Architectural Intent
The architectural intent of this standard is to turn MWMS AI Employees into measurable workers.
A human worker is judged by output quality, reliability, accuracy, cost, improvement, and business usefulness.
AI Employees should be judged the same way.
MWMS should not scale AI Employees because they sound smart.
MWMS should scale AI Employees because they have been evaluated, reviewed, improved, and proven useful.
This standard creates the evaluation layer required for a governable AI workforce.
Change Log
v1.0 Initial Draft
Created the MWMS AI Employee Evaluation Scorecard Standard based on absorbed insights from Matt Pocock AIhero Build DeepSearch In TypeScript.
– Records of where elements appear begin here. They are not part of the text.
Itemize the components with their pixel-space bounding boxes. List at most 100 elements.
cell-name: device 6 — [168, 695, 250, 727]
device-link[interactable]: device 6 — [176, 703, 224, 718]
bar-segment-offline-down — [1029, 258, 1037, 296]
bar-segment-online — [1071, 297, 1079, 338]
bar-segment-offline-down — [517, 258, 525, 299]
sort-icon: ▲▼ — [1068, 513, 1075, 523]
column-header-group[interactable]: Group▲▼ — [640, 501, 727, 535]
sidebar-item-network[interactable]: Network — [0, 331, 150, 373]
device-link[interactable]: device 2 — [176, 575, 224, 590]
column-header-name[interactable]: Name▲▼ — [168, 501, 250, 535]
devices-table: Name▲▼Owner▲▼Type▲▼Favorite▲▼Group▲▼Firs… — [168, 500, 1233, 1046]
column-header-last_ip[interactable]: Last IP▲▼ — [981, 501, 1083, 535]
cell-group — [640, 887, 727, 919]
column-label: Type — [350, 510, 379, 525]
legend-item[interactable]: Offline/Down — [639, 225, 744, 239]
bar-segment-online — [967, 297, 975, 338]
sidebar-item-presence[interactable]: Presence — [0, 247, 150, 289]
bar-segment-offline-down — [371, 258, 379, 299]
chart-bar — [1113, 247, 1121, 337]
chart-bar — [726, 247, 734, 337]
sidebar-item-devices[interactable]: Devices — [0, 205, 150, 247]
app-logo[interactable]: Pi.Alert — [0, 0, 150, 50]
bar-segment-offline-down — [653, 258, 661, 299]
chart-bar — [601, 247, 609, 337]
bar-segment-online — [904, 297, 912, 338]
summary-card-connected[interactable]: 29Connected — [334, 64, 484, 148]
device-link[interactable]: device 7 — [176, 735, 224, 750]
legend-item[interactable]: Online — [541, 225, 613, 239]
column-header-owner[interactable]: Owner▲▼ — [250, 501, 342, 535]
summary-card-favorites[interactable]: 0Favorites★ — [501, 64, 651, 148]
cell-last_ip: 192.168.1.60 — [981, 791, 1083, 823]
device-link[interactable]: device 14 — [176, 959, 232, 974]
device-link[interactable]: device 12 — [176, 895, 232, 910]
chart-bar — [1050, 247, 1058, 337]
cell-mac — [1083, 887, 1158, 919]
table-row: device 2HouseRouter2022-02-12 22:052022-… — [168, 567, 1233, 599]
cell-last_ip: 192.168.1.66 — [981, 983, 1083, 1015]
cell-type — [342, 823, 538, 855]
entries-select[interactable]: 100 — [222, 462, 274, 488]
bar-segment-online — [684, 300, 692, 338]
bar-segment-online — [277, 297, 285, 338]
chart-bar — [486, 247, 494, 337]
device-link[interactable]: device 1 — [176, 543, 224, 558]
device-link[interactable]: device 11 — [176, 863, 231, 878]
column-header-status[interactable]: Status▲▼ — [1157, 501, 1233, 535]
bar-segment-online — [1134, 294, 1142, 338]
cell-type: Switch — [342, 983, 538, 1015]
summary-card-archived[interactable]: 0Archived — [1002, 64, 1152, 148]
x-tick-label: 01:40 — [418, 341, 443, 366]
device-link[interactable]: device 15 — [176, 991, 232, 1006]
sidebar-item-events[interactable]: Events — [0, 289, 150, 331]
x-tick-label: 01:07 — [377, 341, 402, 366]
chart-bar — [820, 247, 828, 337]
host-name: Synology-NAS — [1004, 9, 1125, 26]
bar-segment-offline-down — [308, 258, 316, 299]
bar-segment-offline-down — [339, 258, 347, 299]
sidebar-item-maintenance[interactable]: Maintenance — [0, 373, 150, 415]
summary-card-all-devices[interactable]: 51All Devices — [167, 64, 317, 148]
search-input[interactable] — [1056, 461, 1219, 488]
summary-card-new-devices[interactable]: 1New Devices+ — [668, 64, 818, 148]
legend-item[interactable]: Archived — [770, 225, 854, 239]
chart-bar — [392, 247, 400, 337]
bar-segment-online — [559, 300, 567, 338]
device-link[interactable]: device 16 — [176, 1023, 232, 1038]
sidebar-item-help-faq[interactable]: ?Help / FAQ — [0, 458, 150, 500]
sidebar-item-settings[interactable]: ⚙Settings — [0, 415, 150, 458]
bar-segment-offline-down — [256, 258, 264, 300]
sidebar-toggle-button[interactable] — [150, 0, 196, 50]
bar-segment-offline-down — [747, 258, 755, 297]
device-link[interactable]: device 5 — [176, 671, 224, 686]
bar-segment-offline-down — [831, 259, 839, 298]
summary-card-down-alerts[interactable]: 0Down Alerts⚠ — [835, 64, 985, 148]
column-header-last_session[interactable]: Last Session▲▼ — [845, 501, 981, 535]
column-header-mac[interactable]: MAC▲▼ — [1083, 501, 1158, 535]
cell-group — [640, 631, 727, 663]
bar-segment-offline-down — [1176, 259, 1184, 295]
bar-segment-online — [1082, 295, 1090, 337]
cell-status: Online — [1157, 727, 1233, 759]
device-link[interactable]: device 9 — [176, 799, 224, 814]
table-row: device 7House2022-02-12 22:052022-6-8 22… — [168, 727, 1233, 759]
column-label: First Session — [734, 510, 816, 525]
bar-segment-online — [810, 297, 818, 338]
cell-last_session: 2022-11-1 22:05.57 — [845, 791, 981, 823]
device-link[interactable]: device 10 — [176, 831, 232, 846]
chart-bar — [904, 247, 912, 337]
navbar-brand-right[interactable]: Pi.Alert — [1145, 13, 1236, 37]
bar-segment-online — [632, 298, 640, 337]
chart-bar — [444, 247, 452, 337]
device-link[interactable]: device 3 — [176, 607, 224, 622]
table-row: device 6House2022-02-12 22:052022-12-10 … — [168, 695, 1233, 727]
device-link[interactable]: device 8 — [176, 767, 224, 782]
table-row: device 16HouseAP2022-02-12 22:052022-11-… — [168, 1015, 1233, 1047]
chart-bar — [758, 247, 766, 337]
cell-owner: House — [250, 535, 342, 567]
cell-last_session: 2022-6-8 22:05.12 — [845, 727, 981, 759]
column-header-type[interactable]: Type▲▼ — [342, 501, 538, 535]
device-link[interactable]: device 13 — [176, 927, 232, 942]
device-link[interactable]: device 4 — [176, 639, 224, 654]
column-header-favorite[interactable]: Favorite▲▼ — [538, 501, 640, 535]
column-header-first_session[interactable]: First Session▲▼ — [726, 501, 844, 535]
Integrated principles from course blocks covering:
- making AI systems testable
- deterministic evaluations
- LLM-as-a-judge evaluations
- factuality scoring
- answer relevancy scoring
- dataset creation
- dev, CI, and regression dataset organisation
- hard case evaluation
- data flywheel improvement
- prompt optimisation through eval results
- AI Employee confidence calibration
- regression protection
- Kaizen improvement routing
Established this standard as the MWMS governance page for evaluating AI Employee quality, reliability, safety, usefulness, and readiness for increased autonomy.